One may go from end to end of this cemetery and find scarcely anything beautiful, appropriate, or tender. A lion, ill done, and yet to some degree impressive, lies complacently above a menagerie keeper, and near this is a tomb of some imagination, with reliefs of the life of Christ. In one place a grotesque horse, with a head disproportionately vast, is to be seen. Perhaps among all these monuments the one to Mrs. Blake is the most pleasing. It is a simply and quaintly executed kneeling figure, with a certain quiet and pathetic reverence of pose that is strangely restful against the serried vulgarity around it.
But the tradesman ghoul will not leave us; he follows us up and down, indecently clamouring his name and address, and at last turns our meditation to despair. Certain stock devices become as painful as popular autotypes. There is the lily broken on its stalk; we meet it here on a cross and there on an obelisk, presently on the pedestal of an urn. There is the hand pointing upward, here balanced on the top of an obelisk and there upon a cross. The white-robed angel, free from the remotest shadow of expression, meets us again and again. “All this is mine,” says the tradesman ghoul. “Behold the names of me—Slap & Dash here, the Ugliness Company there, and this the work of the Cheap and Elegant Funeral Association. This is where we slew the art of sculpture. These are our trophies that sculpture is no more. All this marble might have been beautiful, all this sorrow might have been expressive, had it not been for us. See, this is our border, No. A 5, and our pedestal No. E, and our second quality urn, along of a nice appropriate text—a pretty combination and a cheap one. Or we can do it you better in border A 3, and pedestal C, and a larger urn or a hangel——”
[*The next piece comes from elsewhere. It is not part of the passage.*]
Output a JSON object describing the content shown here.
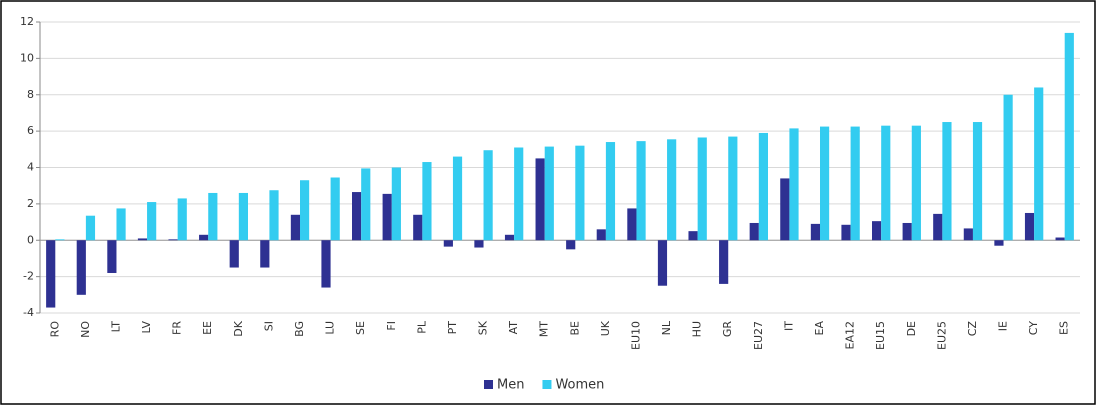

The meditative man is seized with a dismal horror, and retreats to the gates. Even there a wooden advertisement grins broadly at him in his discomfiture, and shouts a name athwart his route. And so down the winding road to the valley, and then up Parliament Hill towards Hampstead and its breeze-whipped ponds. And the mind of him is full of a dim vision of days that have been, when sculptor and stonemason were one, when the artist put his work in the porch for all the world to see, when people had leisure to think how things should be done and heart to do them well, when there was beauty in the business of life and dignity in death. And he wonders rather hopelessly if people will ever rise up against these damnable tradesmen who ruin our arts, make our lives costly and dismal, and advertise, advertise even on our graves.